2
votes

I created an LDA model for some text files using gensim package in python. I want to get topic's distributions for the learned model. Is there any method in gensim ldamodel class or a solution to get topic's distributions from the model? For example, I use the coherence model to find a model with the best cohrence value subject to the number of topics in range 1 to 5. After getting the best model I use get_document_topics method (thanks kenhbs) to get topic distribution in the document that used for creating the model.

id2word = corpora.Dictionary(doc_terms)

bow = id2word.doc2bow(doc_terms)

max_coherence = -1
best_lda_model = None

for num_topics in range(1, 6):

    lda_model = gensim.models.ldamodel.LdaModel(corpus=bow, num_topics=num_topics)

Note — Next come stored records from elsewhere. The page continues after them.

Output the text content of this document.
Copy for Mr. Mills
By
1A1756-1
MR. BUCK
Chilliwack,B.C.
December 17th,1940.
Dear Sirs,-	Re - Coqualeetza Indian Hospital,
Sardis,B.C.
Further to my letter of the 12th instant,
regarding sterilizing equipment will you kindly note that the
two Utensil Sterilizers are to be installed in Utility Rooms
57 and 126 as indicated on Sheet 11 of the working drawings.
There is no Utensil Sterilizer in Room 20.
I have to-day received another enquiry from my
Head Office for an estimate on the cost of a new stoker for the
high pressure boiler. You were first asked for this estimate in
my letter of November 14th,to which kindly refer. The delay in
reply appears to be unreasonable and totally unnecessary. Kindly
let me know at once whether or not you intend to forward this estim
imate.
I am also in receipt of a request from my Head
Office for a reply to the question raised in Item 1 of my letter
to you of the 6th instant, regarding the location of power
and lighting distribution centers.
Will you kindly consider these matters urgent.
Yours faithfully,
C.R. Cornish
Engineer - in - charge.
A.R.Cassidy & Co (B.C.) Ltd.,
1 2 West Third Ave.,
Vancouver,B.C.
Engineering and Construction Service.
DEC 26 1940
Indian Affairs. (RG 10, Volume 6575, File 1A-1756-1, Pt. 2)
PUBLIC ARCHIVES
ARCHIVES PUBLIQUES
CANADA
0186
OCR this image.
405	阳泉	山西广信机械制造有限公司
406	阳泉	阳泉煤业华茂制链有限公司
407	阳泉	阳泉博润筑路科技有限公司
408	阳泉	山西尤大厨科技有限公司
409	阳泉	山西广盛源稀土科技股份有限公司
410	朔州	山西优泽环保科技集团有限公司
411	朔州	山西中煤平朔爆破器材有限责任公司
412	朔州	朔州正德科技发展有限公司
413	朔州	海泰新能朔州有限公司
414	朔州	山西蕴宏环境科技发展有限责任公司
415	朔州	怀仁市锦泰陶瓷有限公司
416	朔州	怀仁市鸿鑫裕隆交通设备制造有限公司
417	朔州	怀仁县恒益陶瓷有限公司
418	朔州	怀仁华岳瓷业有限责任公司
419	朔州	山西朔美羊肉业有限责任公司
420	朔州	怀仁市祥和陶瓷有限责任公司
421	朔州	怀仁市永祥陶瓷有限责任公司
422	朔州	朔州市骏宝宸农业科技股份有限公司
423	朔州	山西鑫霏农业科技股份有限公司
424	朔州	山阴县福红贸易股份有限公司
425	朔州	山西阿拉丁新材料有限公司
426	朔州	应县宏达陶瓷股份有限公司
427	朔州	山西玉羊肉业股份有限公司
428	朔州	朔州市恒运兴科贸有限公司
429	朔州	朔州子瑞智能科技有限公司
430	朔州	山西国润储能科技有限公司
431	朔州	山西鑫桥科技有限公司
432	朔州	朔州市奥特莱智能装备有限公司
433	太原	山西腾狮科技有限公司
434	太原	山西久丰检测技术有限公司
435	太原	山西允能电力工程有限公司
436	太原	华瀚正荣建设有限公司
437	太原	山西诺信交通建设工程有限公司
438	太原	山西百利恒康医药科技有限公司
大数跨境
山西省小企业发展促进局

    coherence_model = gensim.models.CoherenceModel(model=lda_model, texts=doc_terms,dictionary=id2word)

    coherence_value = coherence_model.get_coherence()

    if coherence_value > max_coherence:
        max_coherence = coherence_value
        best_lda_model = lda_model

The best has 4 topics

print(best_lda_model.num_topics)

4

But when I use get_document_topics, I get less than 4 values for document distribution.

topic_ditrs = best_lda_model.get_document_topics(bow)

print(len(topic_ditrs))

3

My question is: For best lda model with 4 topics (using coherence model) for a document, why get_document_topics returns fewer topics for the same document? why some topics have very small distribution (less than 1-e8)?

3

3 Answers

2
votes

From the documentation, you can use two methods for this.

If you are aiming to get the main terms in a specific topic, use get_topic_terms:

from gensim.model.ldamodel import LdaModel

K = 10
lda = LdaModel(some_corpus, num_topics=K)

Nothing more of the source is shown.